At the end of the day, Sharma consulted her list of village residents and checked them against those who had registered to be vaccinated. She found the names of three elderly and disabled people with mobility issues who she knew couldn’t make it to the camp. She took a bag with vaccine doses and supplies and walked with her team toward their homes, a short trek from the vaccination site. An official door-to-door vaccination policy would only be announced by Prime Minister Narendra Modi in another two months, but Sharma’s prior work had taught her that sometimes you need to meet people where they are.

Health workers like Sharma know well the challenges in the smaller communities they serve, whether travel difficulties or household commitments—a kind of knowledge and intimacy that is impossible in bigger cities. At the Aghariya camp, she did not waste an opportunity to advise mothers who were there for routine immunizations for their kids that they should also get the COVID-19 vaccine for themselves. “You have to be mindful of the community’s sentiments,” she says. “We don’t push too hard. It takes time. Sometimes I request, sometimes I am stern. But they know I mean well.”

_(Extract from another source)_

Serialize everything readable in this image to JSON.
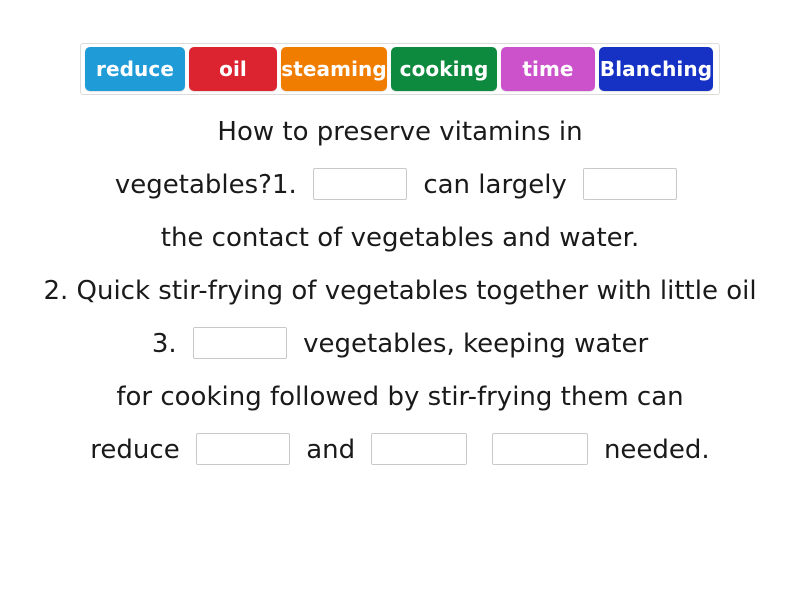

Throughout the last months of 2021, Sharma and others like her worked unremittingly to get vaccines to people in remote villages. Hema Devi, who got her first shot in August, was able to get her second in December—though she still had to make the long trek from Thiroli to Dhanachuli. She was relieved to get it when she did, as an Omicron-fueled surge of COVID-19 cases began sweeping the country shortly after.

Several weeks later, India’s COVID-19 cases are on the decline, and state governments are reopening schools after long hiatuses. In Dhari, where cases are also falling and hospitalizations remain relatively low, health workers are still working to fully vaccinate 15- to 17-year-olds, as well as administer booster shots to adults. Though cases are now falling and hospitalizations have remained relatively low, health workers in Dhari are still working to fully vaccinate 15- to 17-year-olds, as well as administer booster shots to adults. Sharma says it’s much easier this time than with first doses because there’s a much greater understanding of the need for them. Villagers have “watched the news about the booster dose on television and have been coming up to me asking about it,” she says. “They understand the importance of the vaccines in keeping the whole community safe.”

That understanding helps people like Devi to walk the extra mile to get vaccinated. “If I could, I would urge everyone to take the vaccine. Don’t think of yourself; think of your friends and family and your community,” she says. “If you are safe, they are safe; the world is safe.”